ATLANTA (CBS46) -- Joi and Doug Partridge will never forget the day they lost their two children Cameron and Layla, and Joi's mother, Dorothy Wright. Wright was driving her grandchildren to church when she was hit by the driver of a stolen car fleeing from police in 2016 in Southwest Atlanta.
“It really hurts because I lost my parent and my two kids,” Joi Partridge told CBS46’s Hayley Mason. “It hurts. We have to go on with this every day. The pain and the struggle and hoping we get justice one day,” she said.
Atlanta’s City Council's public safety committee is considering a resolution asking state lawmakers to put more standards in place for police agencies to follow during police chases.
Councilman Antonio Brown’s drafted the resolutions saying there should be restrictive rules established for when police should engage in a pursuit.

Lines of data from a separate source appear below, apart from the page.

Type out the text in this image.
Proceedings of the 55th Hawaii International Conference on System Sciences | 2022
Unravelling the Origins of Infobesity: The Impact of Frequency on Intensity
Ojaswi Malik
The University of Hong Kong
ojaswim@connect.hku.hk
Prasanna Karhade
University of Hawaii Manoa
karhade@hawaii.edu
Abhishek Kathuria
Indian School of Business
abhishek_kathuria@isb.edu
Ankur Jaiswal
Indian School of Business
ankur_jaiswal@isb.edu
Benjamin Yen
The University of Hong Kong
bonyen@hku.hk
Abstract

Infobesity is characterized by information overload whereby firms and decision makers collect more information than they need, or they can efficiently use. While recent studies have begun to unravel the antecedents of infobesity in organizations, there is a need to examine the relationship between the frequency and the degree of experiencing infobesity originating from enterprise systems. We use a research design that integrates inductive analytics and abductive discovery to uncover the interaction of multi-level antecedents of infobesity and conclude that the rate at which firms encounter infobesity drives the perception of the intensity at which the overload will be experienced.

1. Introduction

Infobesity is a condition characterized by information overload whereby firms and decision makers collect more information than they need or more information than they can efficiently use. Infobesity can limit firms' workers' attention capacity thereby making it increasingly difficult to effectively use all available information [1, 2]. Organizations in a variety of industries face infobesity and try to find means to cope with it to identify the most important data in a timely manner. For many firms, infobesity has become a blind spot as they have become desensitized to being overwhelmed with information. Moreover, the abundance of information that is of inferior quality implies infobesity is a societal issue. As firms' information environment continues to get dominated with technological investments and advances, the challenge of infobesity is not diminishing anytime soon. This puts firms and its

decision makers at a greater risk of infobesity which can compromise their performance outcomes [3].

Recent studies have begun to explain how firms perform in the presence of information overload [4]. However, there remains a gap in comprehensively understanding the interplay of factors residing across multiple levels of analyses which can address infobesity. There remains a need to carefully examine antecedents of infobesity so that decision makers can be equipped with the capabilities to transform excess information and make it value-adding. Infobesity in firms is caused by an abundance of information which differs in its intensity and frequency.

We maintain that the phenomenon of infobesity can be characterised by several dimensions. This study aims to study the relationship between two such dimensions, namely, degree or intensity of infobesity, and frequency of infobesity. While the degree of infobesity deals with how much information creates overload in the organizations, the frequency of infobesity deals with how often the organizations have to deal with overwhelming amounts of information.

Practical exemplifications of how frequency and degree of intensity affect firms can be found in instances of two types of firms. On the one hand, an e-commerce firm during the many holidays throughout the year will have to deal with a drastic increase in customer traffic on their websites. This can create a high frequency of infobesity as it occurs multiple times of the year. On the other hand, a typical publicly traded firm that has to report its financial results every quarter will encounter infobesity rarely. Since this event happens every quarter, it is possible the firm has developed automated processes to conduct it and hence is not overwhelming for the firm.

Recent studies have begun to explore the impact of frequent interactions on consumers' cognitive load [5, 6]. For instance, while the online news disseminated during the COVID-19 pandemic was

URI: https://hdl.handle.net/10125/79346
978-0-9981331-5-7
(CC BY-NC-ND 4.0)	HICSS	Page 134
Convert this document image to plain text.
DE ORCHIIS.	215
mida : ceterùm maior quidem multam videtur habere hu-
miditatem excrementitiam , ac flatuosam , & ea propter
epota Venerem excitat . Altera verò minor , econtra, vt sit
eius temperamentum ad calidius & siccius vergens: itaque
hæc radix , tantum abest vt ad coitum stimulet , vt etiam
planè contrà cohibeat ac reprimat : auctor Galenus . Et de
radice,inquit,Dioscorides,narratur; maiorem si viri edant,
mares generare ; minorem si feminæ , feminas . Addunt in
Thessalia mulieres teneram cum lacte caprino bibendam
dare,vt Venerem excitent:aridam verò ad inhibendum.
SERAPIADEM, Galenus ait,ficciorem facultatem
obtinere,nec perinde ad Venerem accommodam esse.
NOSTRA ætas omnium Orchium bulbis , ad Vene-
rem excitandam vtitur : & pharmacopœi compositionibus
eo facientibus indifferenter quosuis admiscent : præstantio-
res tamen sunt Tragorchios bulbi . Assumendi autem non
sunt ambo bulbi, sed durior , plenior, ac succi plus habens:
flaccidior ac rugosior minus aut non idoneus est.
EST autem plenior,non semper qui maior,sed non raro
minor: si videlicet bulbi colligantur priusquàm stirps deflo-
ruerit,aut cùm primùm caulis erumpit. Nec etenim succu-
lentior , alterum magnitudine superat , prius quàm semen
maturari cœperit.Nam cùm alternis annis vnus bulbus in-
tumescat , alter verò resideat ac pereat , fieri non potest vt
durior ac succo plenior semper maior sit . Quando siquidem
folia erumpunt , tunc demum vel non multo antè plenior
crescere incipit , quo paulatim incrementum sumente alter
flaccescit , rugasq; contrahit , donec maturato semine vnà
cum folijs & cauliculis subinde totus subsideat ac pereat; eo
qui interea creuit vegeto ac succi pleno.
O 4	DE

He cited the death of a teenager and infant in a midtown crash caused by a car fleeing police.
18-year-old Anjanae McClain was killed in this violent crash on 10th street in Midtown along with 3-month-old Cayden Good in October. The driver of a black BMW, fleeing from police, slammed into the back of a vehicle McClain and Good were riding in. They became the victims of a hit and run.
Councilman Brown wants state and local laws to mirror pending state legislation drafted by State Senator Donzella James, D-College Park, in Senate Bill 63.
“Each police department could make their own route on how to curb this particular problem,” James told Mason. “f they were not in pursuit of someone who had killed someone or armed robbery or rape or something—one of the 7 deadly sins—then they should not be going that speed in a neighborhood like that,” she explained.
James was inspired to draft the legislation by Wright's death--they both attended Morris Brown College and the tragic accident shook the community. The resolution in council urges Governor Kemp to push for legislative changed for police departments across the state.
“She was a block away and a police car hit her because it was in pursuit of a criminal and unfortunately she lost her life and her two grandchildren,” James said.
At the beginning of January 2020, Atlanta Police implemented a “zero-chase” policy but it was later re-implemented. In May of this year, Atlanta Police revised it’s chase policy allowing officers to chase in certain circumstances like if the fleeing suspect has attempted to commit a violent forcible felony which the officer has direct knowledge of or if the suspect would pose an imminent danger of death or serious bodily injury to the officer or others. APD has banded chases for property offenses, traffic offenses, and misdemeanors in the revised policy.